In the report, economists say they are looking to coming months to see the impacts of the popular exotic loans issued in 2004 and 2005. Most borrowers hoped to refinance or sell before their low introductory rates expired, but that prospect has dimmed with the slowdown.
“The reset crisis is really going to hit its peak early this summer,” Ratcliff said. “Then we’ll see how bad this is going to get.”
The impact of the real estate slowdown on jobs is just starting to be seen, the report says. Just 1,800 construction jobs were added in 2006, compared to 3,100 the year before. And financial institutions, such as those providing mortgages or other credit to homebuyers, lost 900 jobs, versus the addition of jobs in 2005.
But without another job sector poised to take a nose-dive in the region, Ratcliff said the local economy fits what his colleagues have forecast for the nation — a “long runway for the soft landing” with no likelihood of a recession.
“It just doesn’t look like there is an industry that looks like it’s ripe for enough job losses to trigger a recession,” Ratcliff said.
Ratcliff and University of San Diego economist Alan Gin, who penned the employment and income section of the report, said the region has largely made up for its drops in real estate job growth with a boom in leisure and hospitality. Though the job numbers thus largely remain stable, the leisure and hospitality jobs are generally lower-paying and contribute less to measures of the region’s productivity, Ratcliff said.
“This is a story about wages,” he said.
And with fewer new subdivisions, fewer restaurants are built, leading Ratcliff to predict leisure and hospitality will “lose steam” in the middle of the year. But there’s no chance of tourism drying up, he said.
“You go out and build some new homes, and the second thing to come along is a strip mall and places to eat and all of that. That’s going to slow down,” Ratcliff said. “But it’s not like San Diego woke up one morning under a big radioactive cloud and nobody wants to come here anymore.”
In addition to real estate, Gin said consumer confidence among San Diegans and the economic health of the region often respond most dramatically to rising gas prices.
“For every 10 cents (increase), that takes $7 million a month out of the local economy,” Gin estimated. “If it goes up 50 cents … that’s $35 million.”
And when gas prices go up, consumers have less disposable income, said Michael Shames, director of the Utility Consumers Action Network.
“They spend less money on other things, and the companies catering to the low- and middle-class consumers are the ones that appear to be hit the most,” Shames said.

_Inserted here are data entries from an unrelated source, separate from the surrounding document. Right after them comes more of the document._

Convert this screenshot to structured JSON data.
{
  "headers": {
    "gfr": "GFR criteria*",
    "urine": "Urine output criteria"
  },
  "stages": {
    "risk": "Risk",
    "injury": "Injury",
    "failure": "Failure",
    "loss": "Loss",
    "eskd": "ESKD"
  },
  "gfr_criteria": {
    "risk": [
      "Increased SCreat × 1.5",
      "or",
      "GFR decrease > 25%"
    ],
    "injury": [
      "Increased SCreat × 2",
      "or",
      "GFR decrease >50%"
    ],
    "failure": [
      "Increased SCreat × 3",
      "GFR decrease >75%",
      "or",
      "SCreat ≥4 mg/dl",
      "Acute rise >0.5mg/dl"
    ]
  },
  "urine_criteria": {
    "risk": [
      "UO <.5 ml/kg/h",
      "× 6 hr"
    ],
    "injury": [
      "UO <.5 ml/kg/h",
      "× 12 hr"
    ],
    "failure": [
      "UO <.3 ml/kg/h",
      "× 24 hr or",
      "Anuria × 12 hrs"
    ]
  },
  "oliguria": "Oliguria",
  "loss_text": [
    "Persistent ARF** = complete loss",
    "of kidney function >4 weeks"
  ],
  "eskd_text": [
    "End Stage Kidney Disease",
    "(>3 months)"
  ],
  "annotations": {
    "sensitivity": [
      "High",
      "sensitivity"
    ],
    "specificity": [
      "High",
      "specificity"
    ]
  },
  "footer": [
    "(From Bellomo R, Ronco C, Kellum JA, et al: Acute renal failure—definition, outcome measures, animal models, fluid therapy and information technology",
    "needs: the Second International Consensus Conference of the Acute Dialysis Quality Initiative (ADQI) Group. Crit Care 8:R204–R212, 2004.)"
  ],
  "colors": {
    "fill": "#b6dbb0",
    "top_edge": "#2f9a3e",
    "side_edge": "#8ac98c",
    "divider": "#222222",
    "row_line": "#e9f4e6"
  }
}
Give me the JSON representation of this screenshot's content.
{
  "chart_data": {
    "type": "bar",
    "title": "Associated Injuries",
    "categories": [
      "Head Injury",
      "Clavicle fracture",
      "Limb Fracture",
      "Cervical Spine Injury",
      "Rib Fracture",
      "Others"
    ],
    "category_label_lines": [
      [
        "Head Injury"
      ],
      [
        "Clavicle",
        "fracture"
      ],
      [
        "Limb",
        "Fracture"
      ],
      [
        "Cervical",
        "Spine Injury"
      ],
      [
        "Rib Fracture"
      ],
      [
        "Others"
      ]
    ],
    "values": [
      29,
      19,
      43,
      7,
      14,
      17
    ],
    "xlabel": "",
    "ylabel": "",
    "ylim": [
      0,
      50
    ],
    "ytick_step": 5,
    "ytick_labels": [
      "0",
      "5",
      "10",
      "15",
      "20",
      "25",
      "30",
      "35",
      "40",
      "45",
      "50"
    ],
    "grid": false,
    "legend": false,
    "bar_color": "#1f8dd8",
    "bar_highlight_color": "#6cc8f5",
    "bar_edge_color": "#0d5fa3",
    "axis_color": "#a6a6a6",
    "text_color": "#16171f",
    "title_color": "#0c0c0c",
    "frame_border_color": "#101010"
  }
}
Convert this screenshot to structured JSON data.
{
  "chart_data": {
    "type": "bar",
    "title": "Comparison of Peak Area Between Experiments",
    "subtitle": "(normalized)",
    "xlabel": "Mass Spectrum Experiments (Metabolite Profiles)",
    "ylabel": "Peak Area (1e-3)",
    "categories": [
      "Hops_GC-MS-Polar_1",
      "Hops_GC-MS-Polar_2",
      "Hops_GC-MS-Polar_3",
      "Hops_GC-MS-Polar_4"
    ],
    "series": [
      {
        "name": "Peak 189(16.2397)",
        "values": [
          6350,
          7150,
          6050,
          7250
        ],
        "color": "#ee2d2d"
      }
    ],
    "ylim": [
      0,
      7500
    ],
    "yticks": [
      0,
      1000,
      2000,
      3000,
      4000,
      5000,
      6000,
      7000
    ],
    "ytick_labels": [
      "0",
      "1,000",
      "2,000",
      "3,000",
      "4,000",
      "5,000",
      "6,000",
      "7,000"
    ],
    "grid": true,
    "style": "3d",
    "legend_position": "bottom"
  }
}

The all-time record was set last year in May at $3.43 per gallon, and Monday’s average is just two cents from that high.
Ratcliff argued San Diego isn’t a perfect poster child for housing slowdowns everywhere.
Home prices are now at about the same level they were in 2004, a 5 percent decline from the peak in 2005. But prices have stayed relatively stable for about six months, and Ratcliff sees the quick spike and subsequent drop between the summer of 2005 and 2006 as the aberration, not the price dips the county is now seeing.
But Ratcliff conceded that tightening lending standards in response to the subprime crunch will ensure continued weakness in the first-time buyer market in San Diego, as fewer first-time buyers qualify for loans and the weakness depresses the number of homes selling “all the way up the food chain.” Sales, in that case, will remain weak for at least a year, and prices will stay flat or dip slightly during that same time.